Often the introduction of a specialist criminal solicitor will come as a result of a personal recommendation or a referral from a non-criminal firm of solicitors. However, when neither of those options are available to the individual, it is suggested that you do your research; you look at the internet; you look at legal directories rating criminal firms of solicitors. Do not always go to the firm closest to you; you should look to approach the firm to represent that is most tailored to your needs.
If you are instructing a firm on a private basis, you may find that those firms to be instructed privately may approach the case on a different basis. Many will offer a one case, one fee proposal indicating that there will be a total fee payable regardless of how much work will need to be carried out in connection with your case. Other firms may quote hourly rates and will only charge for work actually conducted on the case.

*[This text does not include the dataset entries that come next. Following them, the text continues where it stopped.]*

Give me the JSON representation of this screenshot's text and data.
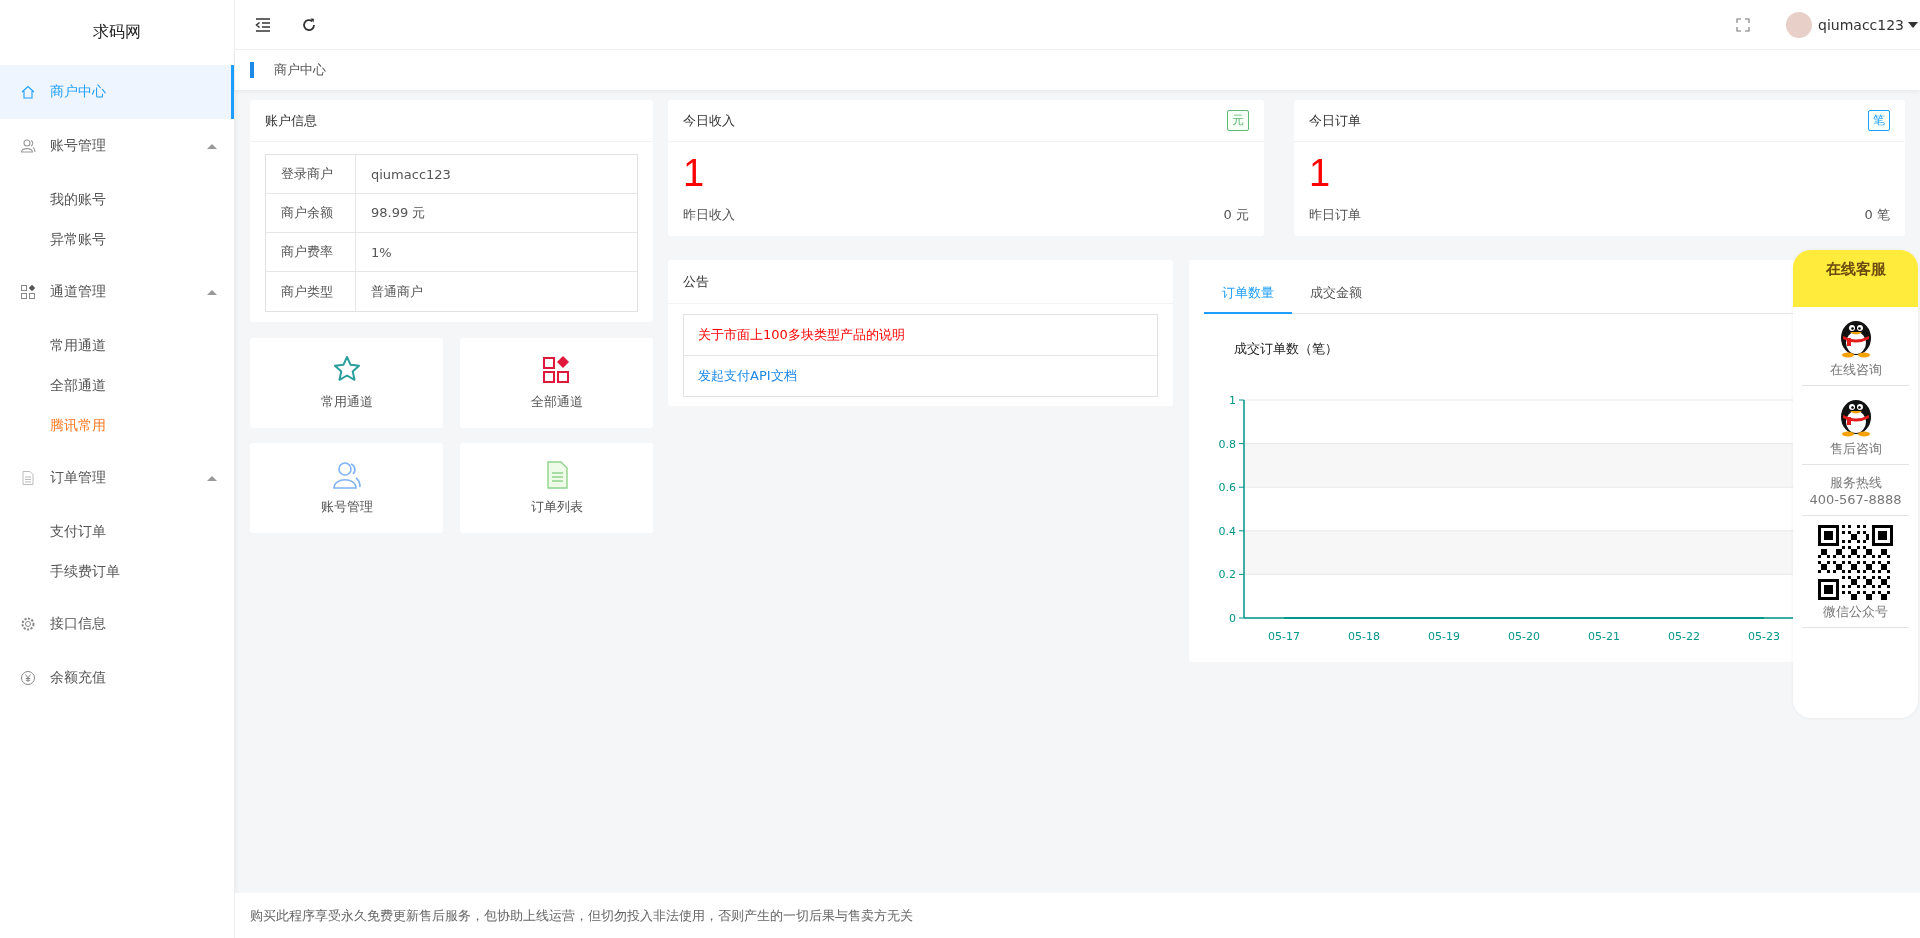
{
  "sidebar": {
    "logo": "求码网",
    "items": [
      {
        "label": "商户中心",
        "selected": true
      },
      {
        "label": "账号管理",
        "selected": false,
        "expanded": true,
        "children": [
          {
            "label": "我的账号",
            "highlighted": false
          },
          {
            "label": "异常账号",
            "highlighted": false
          }
        ]
      },
      {
        "label": "通道管理",
        "selected": false,
        "expanded": true,
        "children": [
          {
            "label": "常用通道",
            "highlighted": false
          },
          {
            "label": "全部通道",
            "highlighted": false
          },
          {
            "label": "腾讯常用",
            "highlighted": true
          }
        ]
      },
      {
        "label": "订单管理",
        "selected": false,
        "expanded": true,
        "children": [
          {
            "label": "支付订单",
            "highlighted": false
          },
          {
            "label": "手续费订单",
            "highlighted": false
          }
        ]
      },
      {
        "label": "接口信息",
        "selected": false
      },
      {
        "label": "余额充值",
        "selected": false
      }
    ]
  },
  "topbar": {
    "username": "qiumacc123"
  },
  "breadcrumb": "商户中心",
  "account": {
    "title": "账户信息",
    "rows": [
      {
        "label": "登录商户",
        "value": "qiumacc123"
      },
      {
        "label": "商户余额",
        "value": "98.99 元"
      },
      {
        "label": "商户费率",
        "value": "1%"
      },
      {
        "label": "商户类型",
        "value": "普通商户"
      }
    ]
  },
  "shortcuts": [
    {
      "label": "常用通道"
    },
    {
      "label": "全部通道"
    },
    {
      "label": "账号管理"
    },
    {
      "label": "订单列表"
    }
  ],
  "stats": [
    {
      "title": "今日收入",
      "badge": "元",
      "color": "#5fb878",
      "value": "1",
      "sub_label": "昨日收入",
      "sub_value": "0 元"
    },
    {
      "title": "今日订单",
      "badge": "笔",
      "color": "#1e9fff",
      "value": "1",
      "sub_label": "昨日订单",
      "sub_value": "0 笔"
    }
  ],
  "notice": {
    "title": "公告",
    "items": [
      {
        "kind": "alert",
        "text": "关于市面上100多块类型产品的说明"
      },
      {
        "kind": "link",
        "text": "发起支付API文档"
      }
    ]
  },
  "chart_card": {
    "tabs": [
      {
        "label": "订单数量",
        "selected": true
      },
      {
        "label": "成交金额",
        "selected": false
      }
    ],
    "chart_data": {
      "type": "line",
      "title": "成交订单数（笔）",
      "categories": [
        "05-17",
        "05-18",
        "05-19",
        "05-20",
        "05-21",
        "05-22",
        "05-23"
      ],
      "series": [
        {
          "color": "#009688",
          "values": [
            0,
            0,
            0,
            0,
            0,
            0,
            0
          ]
        }
      ],
      "grid": true,
      "ylim": [
        0,
        1
      ],
      "yticks": [
        0,
        0.2,
        0.4,
        0.6,
        0.8,
        1
      ]
    }
  },
  "service": {
    "title": "在线客服",
    "items": [
      {
        "kind": "qq",
        "label": "在线咨询"
      },
      {
        "kind": "qq",
        "label": "售后咨询"
      },
      {
        "kind": "hotline",
        "label": "服务热线",
        "number": "400-567-8888"
      },
      {
        "kind": "qr",
        "label": "微信公众号"
      }
    ]
  },
  "footer": "购买此程序享受永久免费更新售后服务，包协助上线运营，但切勿投入非法使用，否则产生的一切后果与售卖方无关"
}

If you eligible for legal aid and the case is serious enough to warrant the grant of legal aid, you will find plenty of very good firms conducting legal aid work and, again, it is a question of looking around and finding a firm that you feel comfortable with. Legal aid is not a free, unfettered right to all individuals and even those eligible to apply for legal aid may be subject to contributions depending on whether the case is tried in the Magistrate’s or the Crown court. Your solicitor will advise you of the nature and frequency of the contributions if they apply in your case.
In cases where individuals receive a summons, a court date will be given to them several weeks after the date the summons is received. Again, if the individual does not have a solicitor already, they should consider speaking to one straight away. In cases involving summons you are able to plead guilty by post, not guilty by post or indicate an intention to attend court to either plead guilty or not guilty. Expert advice is often required at an early stage to advise an individual as to what plea should be entered to what offences as often some contain more than one offence, particularly relating to road traffic matters; and if a guilty plea is entered what sentences are likely to be handed out. In terms of road traffic offences: disqualification, penalty points and a fine.
As opposed to cases involving criminal charges where often legal aid is available, in the vast majority of cases involving summons, legal aid is not available as the offences on the summons regularly result in no more than an individual receiving penalty points and a fine and the offence will not attract in any circumstances a prison sentence. There are exceptions such as for offences of dangerous driving and failing to leave details following an accident, but for the majority of offences, individuals either need to instruct a solicitor on a private basis or represent themselves.
Many individuals not in a position to instruct solicitors privately will turn to the internet. There are various websites out there offering advice and individuals facing court on road traffic offences. Please be careful when consulting these sites as some of the information contained is not accurate and can be misleading.